In February, the Associated Press detailed evidence of at least five mass graves in one location near the epicenter of the violence, Gu Dar Pyin. At that single Rohingya village, survivors estimated a death toll as high as the government’s tally for the full crisis.
“The Myanmar government’s estimate of 400 deaths is a bad joke, and continues their practice of using their own ‘investigations’ as cover-ups … to rebut the need for more independent investigations into the atrocities,” says Phil Robertson, Deputy Asia Director for Human Rights Watch.
Since Aug. 25, more than 671,000 Rohingya have fled from Myanmar into overcrowded camps in Bangladesh, many bearing bullet wounds and evidence of widespread sexualized violence. Of those, around 60% are children, many of them without their parents.
Children have described witnessing their relatives’ murders before military and vigilante raids set their villages ablaze.

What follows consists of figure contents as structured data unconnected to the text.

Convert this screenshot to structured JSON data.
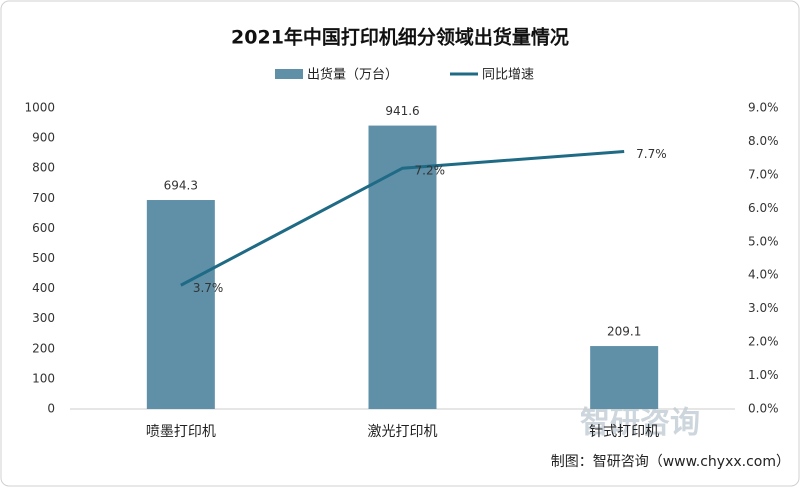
{
  "chart_data": {
    "type": "bar-line",
    "title": "2021年中国打印机细分领域出货量情况",
    "categories": [
      "喷墨打印机",
      "激光打印机",
      "针式打印机"
    ],
    "series": [
      {
        "name": "出货量（万台）",
        "color": "#5f90a8",
        "type": "bar",
        "values": [
          694.3,
          941.6,
          209.1
        ]
      },
      {
        "name": "同比增速",
        "color": "#1f6a85",
        "type": "line",
        "axis": "y2",
        "values": [
          3.7,
          7.2,
          7.7
        ],
        "value_labels": [
          "3.7%",
          "7.2%",
          "7.7%"
        ]
      }
    ],
    "ylim": [
      0,
      1000
    ],
    "yticks": [
      0,
      100,
      200,
      300,
      400,
      500,
      600,
      700,
      800,
      900,
      1000
    ],
    "y2lim": [
      0,
      9
    ],
    "y2ticks": [
      {
        "value": 0,
        "label": "0.0%"
      },
      {
        "value": 1,
        "label": "1.0%"
      },
      {
        "value": 2,
        "label": "2.0%"
      },
      {
        "value": 3,
        "label": "3.0%"
      },
      {
        "value": 4,
        "label": "4.0%"
      },
      {
        "value": 5,
        "label": "5.0%"
      },
      {
        "value": 6,
        "label": "6.0%"
      },
      {
        "value": 7,
        "label": "7.0%"
      },
      {
        "value": 8,
        "label": "8.0%"
      },
      {
        "value": 9,
        "label": "9.0%"
      }
    ],
    "legend": "top",
    "source": "制图：智研咨询（www.chyxx.com）",
    "watermark": "智研咨询"
  }
}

Read more: Rohingya Refugee Children Are in Desperate Need of Aid, the U.N. Says
“We saw many, many children whose parents were killed and [who] were brought to Cox’s Bazar by neighbors or passerby who grabbed them from burning houses,” said Charles Santiago, APHR chair and a Malaysian MP.
According to the U.N. refugee agency, at least 5,600 children under 18 have become heads of their households, taking on the role of caregiver for littler siblings.
Previous estimates suggested that more than 2,680 children were separated from their parents, left unaccompanied or orphaned in the vast sprawl of Bangladesh’s ballooning, makeshift camps. But the latest figures from Bangladesh suggest the total is much higher.
Human rights organizations have raised alarm about the potential for human trafficking. APHR said this scenario will likely be further exacerbated by the start of monsoon season at the end of this month, and as a highly criticized repatriation plan fails to gain traction.
“I suspect human trafficking will start once the rain begins. People will find ways to leave to Indonesia, Malaysia, wherever they can go,” said Santiago.